After the data processing system completes the this automatic texture analysis using the texture model, the data processing system may provide outputs for sedimentary analysis. One of the outputs may be the details related to texture zonation (e.g., the contiguous two zones have different texture features). Another potential output may be the clustered zonation based on texture similarity. If two contiguous zones belong to the same class, the data processing system may merge the zones within the texture model. The output may also include the texture classification for borehole image in clustered zones. The texture model may classify texture features in a high clay content formation, such as a shale formation, as illustrated in the chart 220 in FIG. 15. Similarly, FIG. 16 illustrates a chart 230 of texture features besides facies analysis in a low clay content feature like sandstone or conglomerate. Outputs provided by the texture model may further include another new drilled well, clustered zonation, and texture classification, as illustrated in chart 240 of FIG. 17. FIG. 17 illustrates a texture prediction with CNN. Further, in FIG. 17, track 1 illustrates depth data, track 2 illustrates gamma ray logging data, track 3 illustrates static borehole image data; track 4 illustrates image-based zonation and clustering data, track 4 illustrates predicted texture zonation and clustering from training model, and track 5 illustrates facies labeling.

After the texture model is used to identify and label the facies, the data processing system may present labeled borehole image data via a graphical user interface (GUI) at block 178. In some embodiments, the GUI may present the data to an end user in the form of charts as illustrated in FIG. 14-17. In other embodiments, the GUI may include methods for filtering the data or the results further. In cases in which an end user selects to filter out certain data, the data processing system may run again with only the selected data, and regenerate results based on the new data set.

At block 180, the data processing system may generate drill commands for a drill associated with a borehole based on labeled borehole image data. The drill commands may be based on the expected texture of the borehole wall, expected sedimentary information, the location of the borehole, the goals of the drilling operation and the like. The drill commands may include commands to stop or start drilling, drill at a faster or slower rate, steering the drill in a particular direction, drill to a deeper depth or a shallower depth, and the like. In some embodiments, the data processing system may provide the end user with an alert indicating the command the data processing system may send to a drill system, an actuator, a controller, or the like. In some embodiments, the user may approve or disapprove of the command. Once the data processing system generates drill commands for the drill, at block 182, the data processing system may send drill commands to the drill system for actuation or implementation. The data processing system may send the commands automatically or await user approval. In some embodiments, the data processing system may automatically send the command to the drill but may include an override system for the user to stop the command or revert the drill to a previous drilling setting. The override options may appear on the GUI on the display. In some embodiments, the data processing system may require single or dual authentication for the user to override the drill commands.
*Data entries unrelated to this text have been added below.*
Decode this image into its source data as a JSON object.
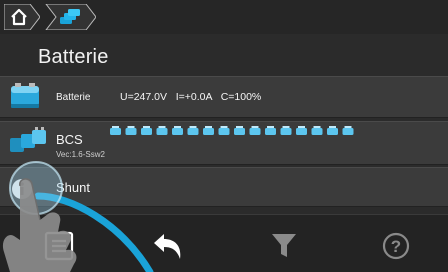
{
  "header": {
    "title": "Batterie"
  },
  "rows": [
    {
      "label": "Batterie",
      "values": "U=247.0V   I=+0.0A   C=100%",
      "icon": "battery-icon"
    },
    {
      "label": "BCS",
      "subtitle": "Vec:1.6-Ssw2",
      "icon": "battery-cells-icon",
      "cell_count": 16
    },
    {
      "label": "Shunt",
      "icon": "info-icon"
    }
  ],
  "bottom_bar": {
    "buttons": [
      "menu-icon",
      "back-arrow-icon",
      "filter-icon",
      "help-icon"
    ],
    "help_glyph": "?"
  },
  "colors": {
    "accent": "#1aa3d8",
    "background": "#2b2b2b",
    "row": "#3b3b3b"
  }
}
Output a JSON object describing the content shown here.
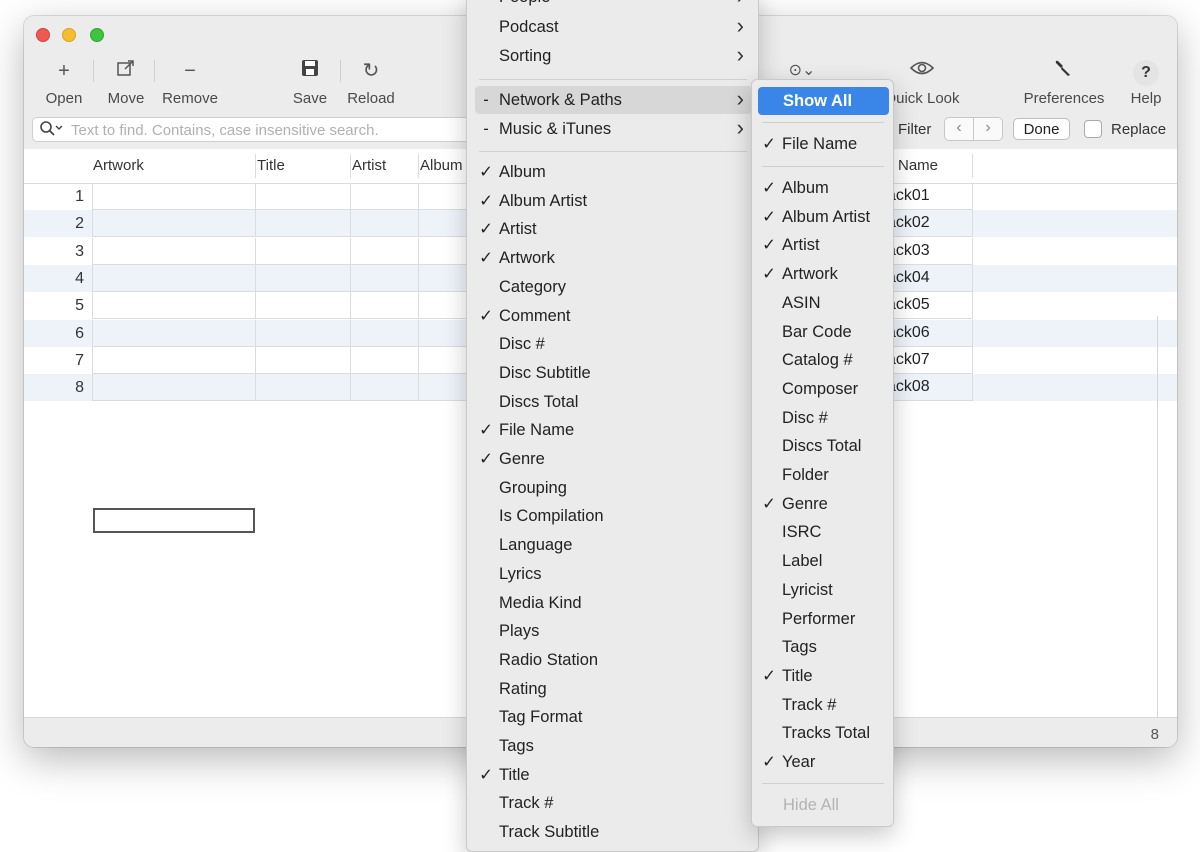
{
  "toolbar": {
    "open": "Open",
    "move": "Move",
    "remove": "Remove",
    "save": "Save",
    "reload": "Reload",
    "quick_look": "Quick Look",
    "preferences": "Preferences",
    "help": "Help"
  },
  "search": {
    "placeholder": "Text to find. Contains, case insensitive search.",
    "filter_label": "Filter",
    "done_label": "Done",
    "replace_label": "Replace"
  },
  "table": {
    "columns": [
      "Artwork",
      "Title",
      "Artist",
      "Album",
      "Name"
    ],
    "row_numbers": [
      "1",
      "2",
      "3",
      "4",
      "5",
      "6",
      "7",
      "8"
    ],
    "name_values": [
      "ack01",
      "ack02",
      "ack03",
      "ack04",
      "ack05",
      "ack06",
      "ack07",
      "ack08"
    ]
  },
  "status": {
    "count": "8"
  },
  "menu_main": {
    "items": [
      {
        "label": "People",
        "check": "-",
        "arrow": true
      },
      {
        "label": "Podcast",
        "check": "",
        "arrow": true
      },
      {
        "label": "Sorting",
        "check": "",
        "arrow": true
      },
      {
        "label": "Network & Paths",
        "check": "-",
        "arrow": true,
        "highlighted": true
      },
      {
        "label": "Music & iTunes",
        "check": "-",
        "arrow": true
      },
      {
        "label": "Album",
        "check": "✓"
      },
      {
        "label": "Album Artist",
        "check": "✓"
      },
      {
        "label": "Artist",
        "check": "✓"
      },
      {
        "label": "Artwork",
        "check": "✓"
      },
      {
        "label": "Category",
        "check": ""
      },
      {
        "label": "Comment",
        "check": "✓"
      },
      {
        "label": "Disc #",
        "check": ""
      },
      {
        "label": "Disc Subtitle",
        "check": ""
      },
      {
        "label": "Discs Total",
        "check": ""
      },
      {
        "label": "File Name",
        "check": "✓"
      },
      {
        "label": "Genre",
        "check": "✓"
      },
      {
        "label": "Grouping",
        "check": ""
      },
      {
        "label": "Is Compilation",
        "check": ""
      },
      {
        "label": "Language",
        "check": ""
      },
      {
        "label": "Lyrics",
        "check": ""
      },
      {
        "label": "Media Kind",
        "check": ""
      },
      {
        "label": "Plays",
        "check": ""
      },
      {
        "label": "Radio Station",
        "check": ""
      },
      {
        "label": "Rating",
        "check": ""
      },
      {
        "label": "Tag Format",
        "check": ""
      },
      {
        "label": "Tags",
        "check": ""
      },
      {
        "label": "Title",
        "check": "✓"
      },
      {
        "label": "Track #",
        "check": ""
      },
      {
        "label": "Track Subtitle",
        "check": ""
      }
    ]
  },
  "menu_sub": {
    "show_all": "Show All",
    "file_name": {
      "label": "File Name",
      "check": "✓"
    },
    "items": [
      {
        "label": "Album",
        "check": "✓"
      },
      {
        "label": "Album Artist",
        "check": "✓"
      },
      {
        "label": "Artist",
        "check": "✓"
      },
      {
        "label": "Artwork",
        "check": "✓"
      },
      {
        "label": "ASIN",
        "check": ""
      },
      {
        "label": "Bar Code",
        "check": ""
      },
      {
        "label": "Catalog #",
        "check": ""
      },
      {
        "label": "Composer",
        "check": ""
      },
      {
        "label": "Disc #",
        "check": ""
      },
      {
        "label": "Discs Total",
        "check": ""
      },
      {
        "label": "Folder",
        "check": ""
      },
      {
        "label": "Genre",
        "check": "✓"
      },
      {
        "label": "ISRC",
        "check": ""
      },
      {
        "label": "Label",
        "check": ""
      },
      {
        "label": "Lyricist",
        "check": ""
      },
      {
        "label": "Performer",
        "check": ""
      },
      {
        "label": "Tags",
        "check": ""
      },
      {
        "label": "Title",
        "check": "✓"
      },
      {
        "label": "Track #",
        "check": ""
      },
      {
        "label": "Tracks Total",
        "check": ""
      },
      {
        "label": "Year",
        "check": "✓"
      }
    ],
    "hide_all": "Hide All"
  },
  "colors": {
    "accent": "#3a86e8",
    "close": "#ee5a52",
    "minimize": "#f5be30",
    "maximize": "#3fc43f",
    "row_alt": "#eef3fa"
  }
}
A method including segmenting a borehole image of a first well into a first plurality of zones based on pixel data, segmenting the borehole image of the first well into a second plurality of zones based on covariance data, merging the first plurality of zones and the second plurality of zones to generate an updated borehole image, clustering one or more sets of features of the updated borehole image into one or more clusters based on a classification algorithm, and generating a borehole texture model representative of expected properties of an additional borehole based on the one or more clusters.

The method of the preceding clause, wherein the borehole image is segmented based on kernel density estimation (KDE), a variogram, or both.

The method of any preceding clause, wherein the variogram corresponds to a measurement of a covariance of a pair of data points associated with borehole image.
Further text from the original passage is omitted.